What Every Radical Should Know about State Repression: A Guide for Activists

Regular price $ 15.95

by Victor Serge

Seven Stories Press

5/28/2024, paperback

SKU: 9781644213674


This classic manual on repression by revolutionary activist Victor Serge offers fascinating anecdotes about the tactics of police provocateurs and an analysis of the documents of the Tsarist secret police in the aftermath of the Russian revolution.

As we approach the 100th anniversary of Victor Serge's (1926) classic exposé of political repression, the specter of fear as a tool of political repression is chillingly familiar to us in world increasingly threatened by totalitarianism. Serge's exposé of the surveillance methods used by the Czarist police reads like a spy thriller. An irrepressible rebel, Serge wrote this manual for political activists, describing the structures of state repression and how to dodge them--including how to avoid being followed, what to do if arrested, and tips on securing correspondence. He also explains how such repression is ultimately ineffective.

"Repression can really only live off fear. But is fear enough to remove need, thirst for justice, intelligence, reason, idealism...? Relying on intimidation, the reactionaries forget that they will cause more indignation, more hatred, more thirst for martyrdom, than real fear. They only intimidate the weak; they exasperate the best forces and temper the resolution of the strongest." -- Victor Serge

With a new introduction by Howard Zinn collaborator Anthony Arnove and a foreword by Dalia Hashad.

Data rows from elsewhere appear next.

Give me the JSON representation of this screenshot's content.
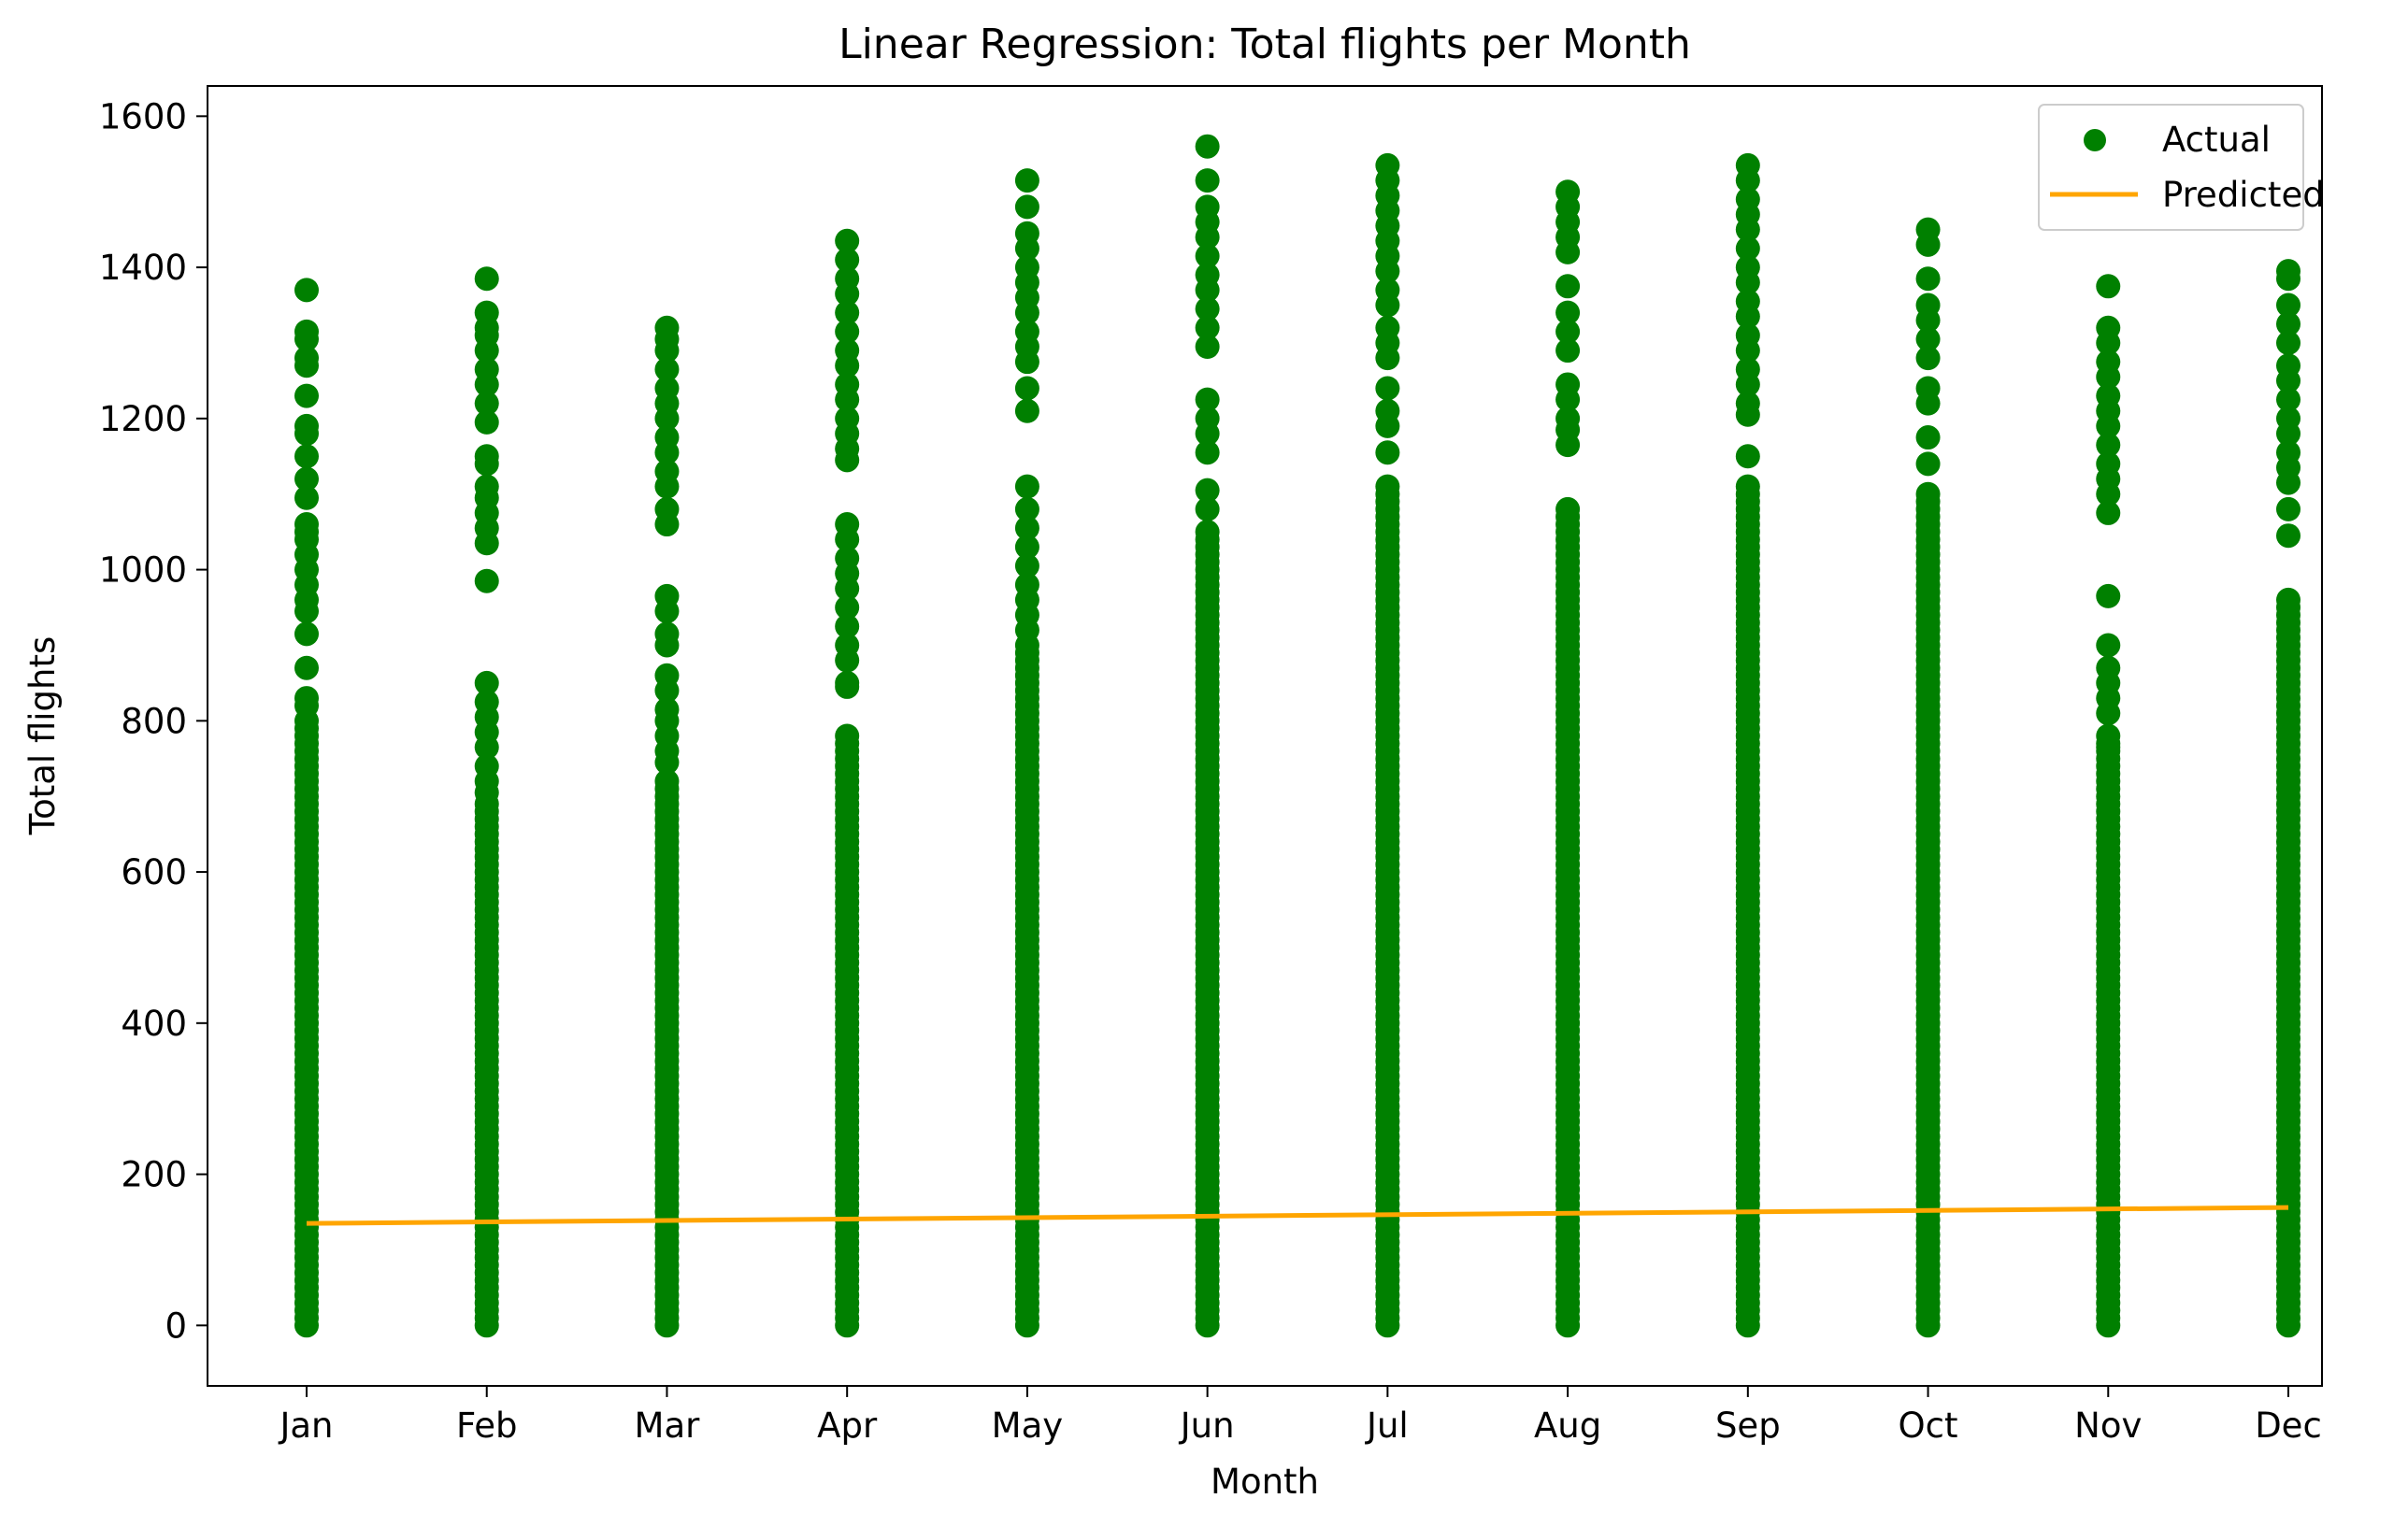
{
  "chart_data": {
    "type": "scatter",
    "title": "Linear Regression: Total flights per Month",
    "xlabel": "Month",
    "ylabel": "Total flights",
    "categories": [
      "Jan",
      "Feb",
      "Mar",
      "Apr",
      "May",
      "Jun",
      "Jul",
      "Aug",
      "Sep",
      "Oct",
      "Nov",
      "Dec"
    ],
    "ylim": [
      -80,
      1640
    ],
    "yticks": [
      0,
      200,
      400,
      600,
      800,
      1000,
      1200,
      1400,
      1600
    ],
    "grid": false,
    "legend_position": "top-right",
    "colors": {
      "actual": "#008000",
      "predicted": "#ffa500"
    },
    "series": [
      {
        "name": "Actual",
        "kind": "scatter",
        "points_by_month": [
          {
            "month": "Jan",
            "dense_range": [
              0,
              800
            ],
            "outliers": [
              1370,
              1315,
              1305,
              1280,
              1270,
              1230,
              1190,
              1180,
              1150,
              1120,
              1095,
              1060,
              1050,
              1040,
              1020,
              1000,
              980,
              960,
              945,
              915,
              870,
              830,
              820
            ]
          },
          {
            "month": "Feb",
            "dense_range": [
              0,
              690
            ],
            "outliers": [
              1385,
              1340,
              1320,
              1310,
              1290,
              1265,
              1245,
              1220,
              1195,
              1150,
              1140,
              1110,
              1095,
              1075,
              1055,
              1035,
              985,
              850,
              825,
              805,
              785,
              765,
              740,
              720,
              705
            ]
          },
          {
            "month": "Mar",
            "dense_range": [
              0,
              720
            ],
            "outliers": [
              1320,
              1305,
              1290,
              1265,
              1240,
              1220,
              1200,
              1175,
              1155,
              1130,
              1110,
              1080,
              1060,
              965,
              945,
              915,
              900,
              860,
              840,
              815,
              800,
              780,
              760,
              745
            ]
          },
          {
            "month": "Apr",
            "dense_range": [
              0,
              780
            ],
            "outliers": [
              1435,
              1410,
              1385,
              1365,
              1340,
              1315,
              1290,
              1270,
              1245,
              1225,
              1200,
              1180,
              1160,
              1145,
              1060,
              1040,
              1015,
              995,
              975,
              950,
              925,
              900,
              880,
              850,
              845
            ]
          },
          {
            "month": "May",
            "dense_range": [
              0,
              900
            ],
            "outliers": [
              1515,
              1480,
              1445,
              1425,
              1400,
              1380,
              1360,
              1340,
              1315,
              1295,
              1275,
              1240,
              1210,
              1110,
              1080,
              1055,
              1030,
              1005,
              980,
              960,
              940,
              920
            ]
          },
          {
            "month": "Jun",
            "dense_range": [
              0,
              1050
            ],
            "outliers": [
              1560,
              1515,
              1480,
              1460,
              1440,
              1415,
              1390,
              1370,
              1345,
              1320,
              1295,
              1225,
              1200,
              1180,
              1155,
              1105,
              1080
            ]
          },
          {
            "month": "Jul",
            "dense_range": [
              0,
              1110
            ],
            "outliers": [
              1535,
              1515,
              1495,
              1475,
              1455,
              1435,
              1415,
              1395,
              1370,
              1350,
              1320,
              1300,
              1280,
              1240,
              1210,
              1190,
              1155
            ]
          },
          {
            "month": "Aug",
            "dense_range": [
              0,
              1085
            ],
            "outliers": [
              1500,
              1480,
              1460,
              1440,
              1420,
              1375,
              1340,
              1315,
              1290,
              1245,
              1225,
              1200,
              1185,
              1165
            ]
          },
          {
            "month": "Sep",
            "dense_range": [
              0,
              1110
            ],
            "outliers": [
              1535,
              1515,
              1490,
              1470,
              1450,
              1425,
              1400,
              1380,
              1355,
              1335,
              1310,
              1290,
              1265,
              1245,
              1220,
              1205,
              1150
            ]
          },
          {
            "month": "Oct",
            "dense_range": [
              0,
              1100
            ],
            "outliers": [
              1450,
              1430,
              1385,
              1350,
              1330,
              1305,
              1280,
              1240,
              1220,
              1175,
              1140
            ]
          },
          {
            "month": "Nov",
            "dense_range": [
              0,
              780
            ],
            "outliers": [
              1375,
              1320,
              1300,
              1275,
              1255,
              1230,
              1210,
              1190,
              1165,
              1140,
              1120,
              1100,
              1075,
              965,
              900,
              870,
              850,
              830,
              810,
              765
            ]
          },
          {
            "month": "Dec",
            "dense_range": [
              0,
              960
            ],
            "outliers": [
              1395,
              1385,
              1350,
              1325,
              1300,
              1270,
              1250,
              1225,
              1200,
              1180,
              1155,
              1135,
              1115,
              1080,
              1045
            ]
          }
        ]
      },
      {
        "name": "Predicted",
        "kind": "line",
        "x": [
          "Jan",
          "Dec"
        ],
        "values": [
          135,
          156
        ]
      }
    ]
  }
}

"Victor Serge is one of the unsung heroes of a corrupt century." -- Adam Hochschild, author of King Leopold's Ghost

About the Contributors:

Victor Serge was born to Russian émigré parents in Belgium in 1890. He became active at an early age in revolutionary activities, for which he was imprisoned for five years in France. On his release he returned to revolutionary Russia where he threw himself into the defense of the fledgling government. After Lenin's death he became increasingly alienated from Stalin's clique and was expelled from the Soviet Union in 1936 for speaking out against the purges. He died in exile in Mexico in 1947. He wrote numerous novels, poems, memoirs and political essays. Prefiguring Solzhenitsyn by 40 years, Serge believed: "He who speaks, he who writes is above all one who speaks on behalf of all those who have no voice."

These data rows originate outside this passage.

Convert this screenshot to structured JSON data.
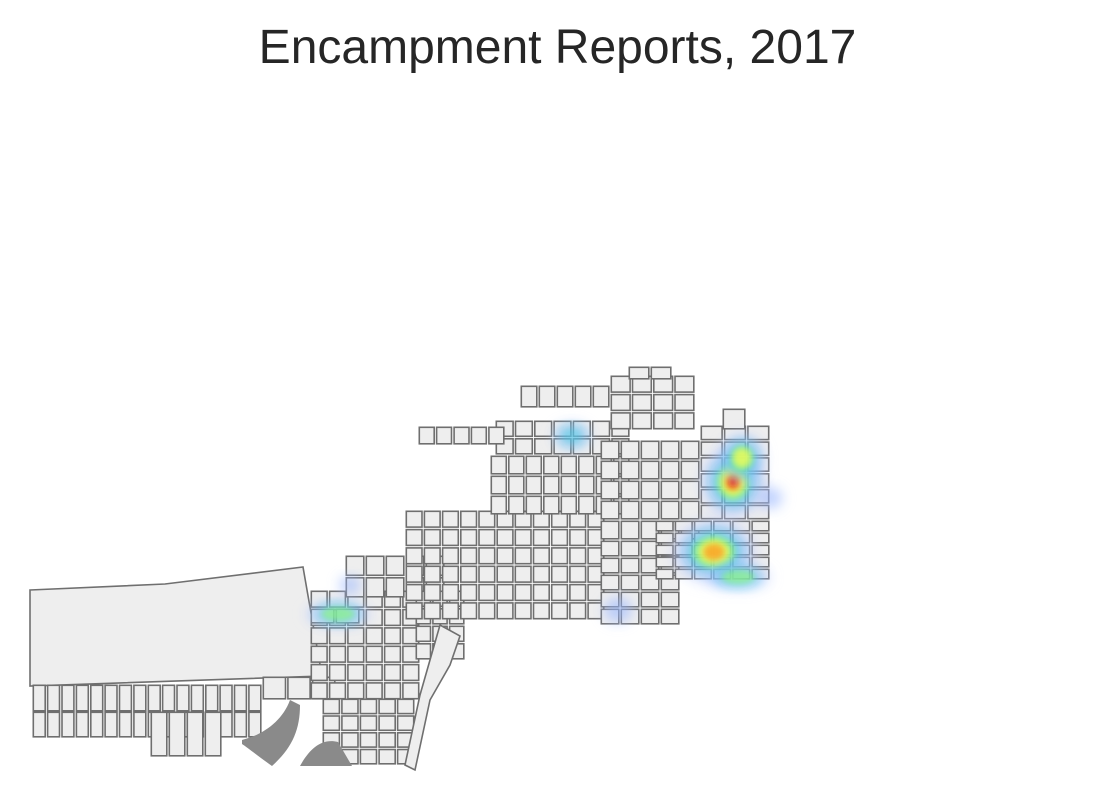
{
  "title": "Encampment Reports, 2017",
  "style": {
    "block_fill": "#eeeeee",
    "block_stroke": "#6f6f6f",
    "water_fill": "#8a8a8a",
    "heat_colors": [
      "#c8d2ff",
      "#6fa0ff",
      "#22d3d3",
      "#9dff6b",
      "#ffff4d",
      "#ff9d1f",
      "#e01010"
    ]
  },
  "heatmap": {
    "hotspots": [
      {
        "name": "hotspot-east-upper",
        "intensity": 1.0
      },
      {
        "name": "hotspot-east-mid",
        "intensity": 0.85
      },
      {
        "name": "hotspot-southeast",
        "intensity": 0.8
      },
      {
        "name": "hotspot-north-strip",
        "intensity": 0.5
      },
      {
        "name": "hotspot-west-strip",
        "intensity": 0.55
      },
      {
        "name": "hotspot-south-center",
        "intensity": 0.35
      }
    ]
  }
}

Anthony Arnove (introduction to this edition) is the editor of several books, including, with Howard Zinn, Voices of a People's History of the United States and Terrorism and War. He wrote the introduction for the thirty-fifth anniversary edition of Zinn's classic book A People's History of the United States. Arnove cofounded the nonprofit education and arts organization Voices of a People's History of the United States. Arnove is on the editorial boards of Haymarket Books and Tempestmag.org and is the director of Roam Agency, where he represents authors including Arundhati Roy and Noam Chomsky. He lives in Hopewell, New Jersey.